Gino Vannelli singles chronology
| "Love of My Life" (1976) | "I Just Wanna Stop" (1978) | "Wheels of Life" (1979) |

Live video
- "I Just Wanna Stop" (from Live in LA, 2015) Video on YouTube

= I Just Wanna Stop =

1978 single by Gino Vannelli

"I Just Wanna Stop" is a song by Canadian singer/songwriter Gino Vannelli. Released as a single in August 1978, it remains his biggest hit single to date, reaching No. 1 in his native Canada and No. 4 on the U.S. Billboard Hot 100. It appears on his sixth album, Brother to Brother. The recording was produced by Gino and his brothers, Joe and Ross Vannelli; the song was written by Ross.

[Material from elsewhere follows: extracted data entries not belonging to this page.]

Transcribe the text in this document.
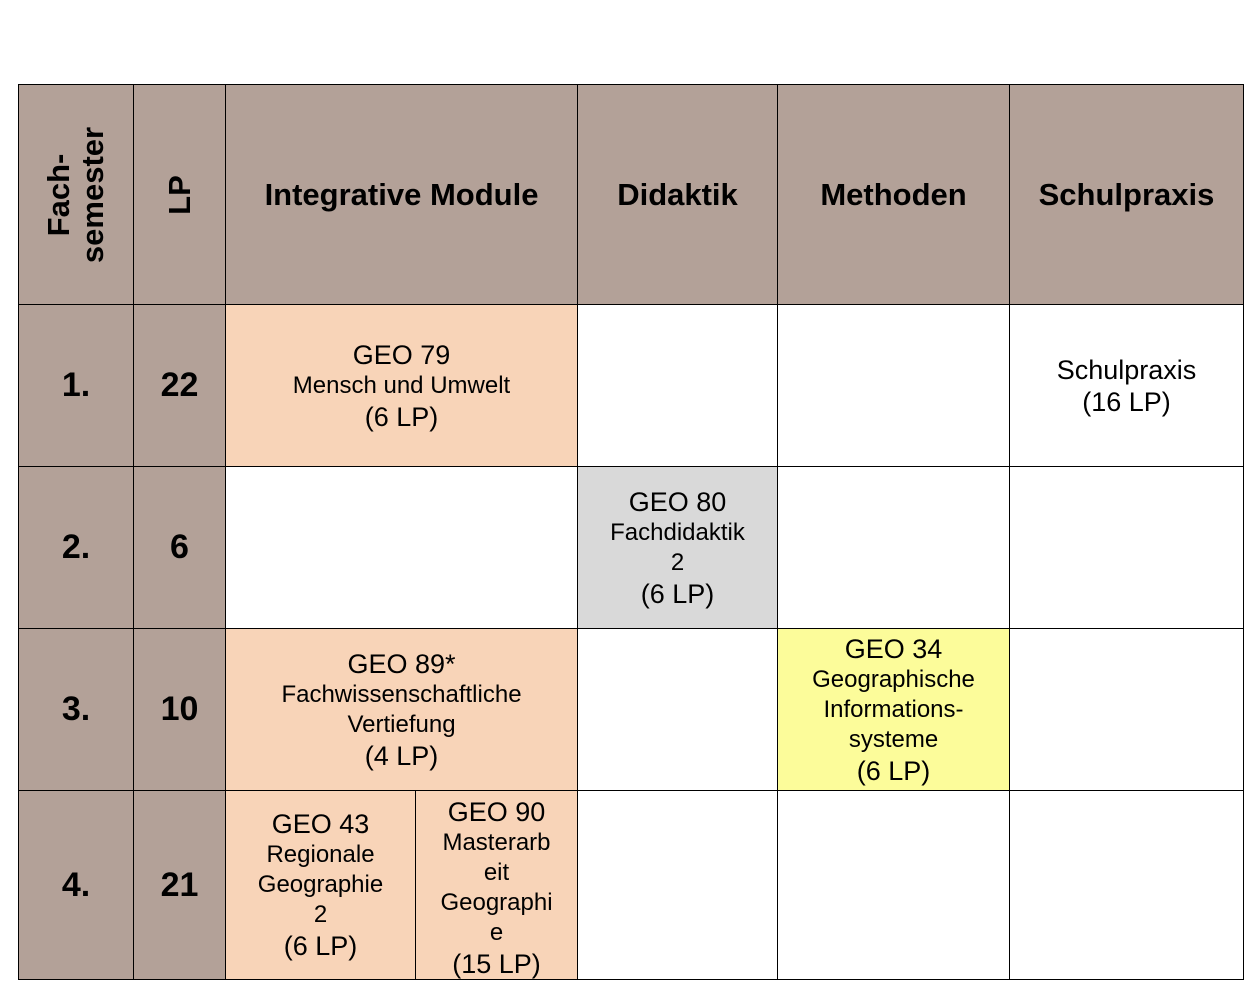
Fach- semester LP Integrative Module	Didaktik	Methoden Schulpraxis
1. 22
GEO 79
Mensch und Umwelt
(6 LP)
Schulpraxis
(16 LP)
2. 6
GEO 80
Fachdidaktik
2
(6 LP)
3. 10
GEO 89*
Fachwissenschaftliche
Vertiefung
(4 LP)
GEO 34
Geographische
Informations-
systeme
(6 LP)
4. 21
GEO 43
Regionale
Geographie
2
(6 LP)
GEO 90
Masterarb
eit
Geographi
e
(15 LP)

It received a nomination for Grammy Award for Best Male Pop Vocal Performance.

==Track listing==
- UK 7" single
A. "I Just Wanna Stop" - 3:37
B. "The Surest Things Can Change" - 4:35

==Chart performance==

===Weekly singles charts===

| Chart (1978–1979) | Peak position |
|---|---|
| Australia (Kent Music Report) | 59 |
| Canada (CRIA) | 16 |
| Canada (RPM Top Singles) | 1 |
| Canada (RPM Adult Contemporary) | 5 |
| New Zealand (Recorded Music NZ) | 34 |
| US Billboard Hot 100 | 4 |
| US Adult Contemporary (Billboard) | 4 |
| US Hot Soul Singles (Billboard) | 21 |
| US Cash Box Top 100 | 2 |

===Year-end charts===

| Chart (1978) | Rank |
|---|---|
| Canada RPM Top Singles | 37 |
| U.S. Cash Box | 50 |
| US Top Pop Singles (Billboard) | 75 |

==Cover versions==
- R&B/jazz singer Angela Bofill recorded it as part of her 1988 Capitol release, Intuition. This version peaked at No. 11 on the Billboard Hot Black Singles chart.
- Keith Urban recorded the song for his 2026 album, Flow State.